In the smelting and production of liquid iron, the ironmaking system normally consists of iron oxide and a carbonaceous fuel processed by hot air or oxygen blowing at elevated temperatures. The carbon from the fuel forms carbon monoxide (CO) which serves as the reductant for the iron oxide. In addition, the carbonaceous fuel supplies elemental carbon with is soluble in the liquid iron and is commonly the source of sulfur in the reduction system. This sulfur, during ironmaking, is generally in the gaseous form of hydrogen sulfide (H.sub.2 S) with minor amounts of carbonyl sulfide (COS). These gaseous forms of sulfur are highly soluble in the liquid iron. At ironmaking temperatures of 1500.degree. C., up to 36.5% of the sulfur by weight is soluble in the liquid iron with a series of liquid solutions from pure iron to a composition higher in sulfur than iron sulfide (FeS). In these compositions of iron sulfide there is a eutectic composition at 31% sulfur having a melting temperature of 988.degree. C. Therefore throughout the smelting process, conducted above the eutectic temperature level, hot metallic or liquid iron has a high affinity for and is a strong absorber of gaseous sulfur.

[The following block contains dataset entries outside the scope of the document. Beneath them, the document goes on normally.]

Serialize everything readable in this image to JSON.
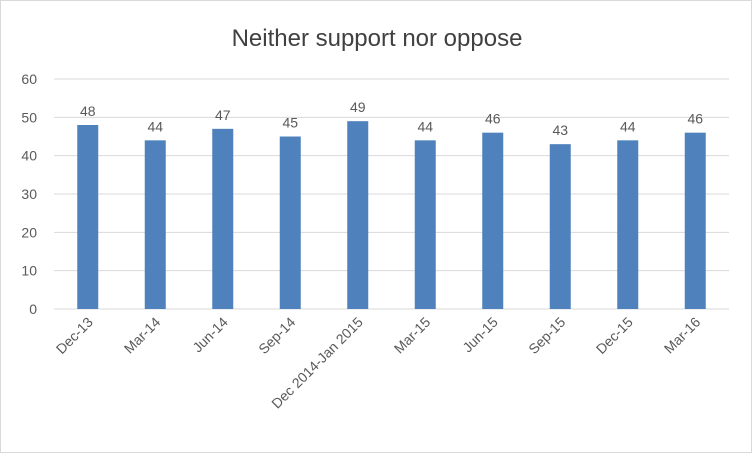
{
  "chart_data": {
    "type": "bar",
    "title": "Neither support nor oppose",
    "xlabel": "",
    "ylabel": "",
    "categories": [
      "Dec-13",
      "Mar-14",
      "Jun-14",
      "Sep-14",
      "Dec 2014-Jan 2015",
      "Mar-15",
      "Jun-15",
      "Sep-15",
      "Dec-15",
      "Mar-16"
    ],
    "values": [
      48,
      44,
      47,
      45,
      49,
      44,
      46,
      43,
      44,
      46
    ],
    "ylim": [
      0,
      60
    ],
    "yticks": [
      0,
      10,
      20,
      30,
      40,
      50,
      60
    ],
    "grid": true,
    "legend": "none",
    "bar_color": "#4f81bd",
    "grid_color": "#d9d9d9",
    "text_color": "#595959",
    "title_color": "#404040"
  }
}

Any appreciable level of sulfur in the liquid iron typically destroys the malleable metallic properties of the solidified iron for subsequent forming and utilization. In fact, a sulfur content of as little as 0.1% in the liquid iron can ruin the iron for subsequent refining, casting and steelmaking. With high gaseous sulfur concentrations emanating from the carbonaceous fuel in the liquid iron-reducing gas system, the sulfur content of the iron can easily exceed the 0.1% sulfur limit, and are often found to exceed 1.0% in the liquid iron.

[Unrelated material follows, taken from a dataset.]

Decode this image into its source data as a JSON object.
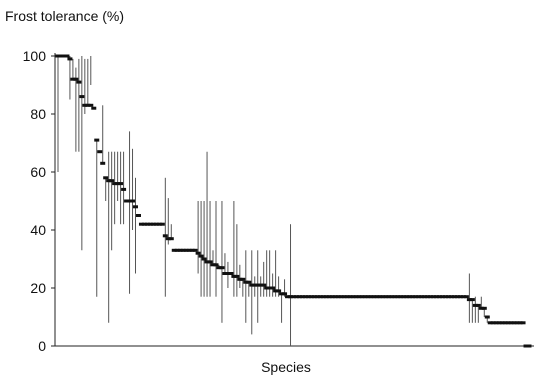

Without control of sulfur in the liquid iron, high concentrations of sulfur in the reducing gases cannot be tolerated, thus limiting the ironmaking process to low sulfur iron ores and low sulfur fuels. Therefore what is needed is a method of maintaining the desired low sulfur levels in the liquid iron even in the presence of high sulfur gases, thereby enabling the production of liquid iron utilizing high sulfur carbonaceous fuels (i.e., petroleum coke, low ash high sulfur coals). The present invention provides such a method.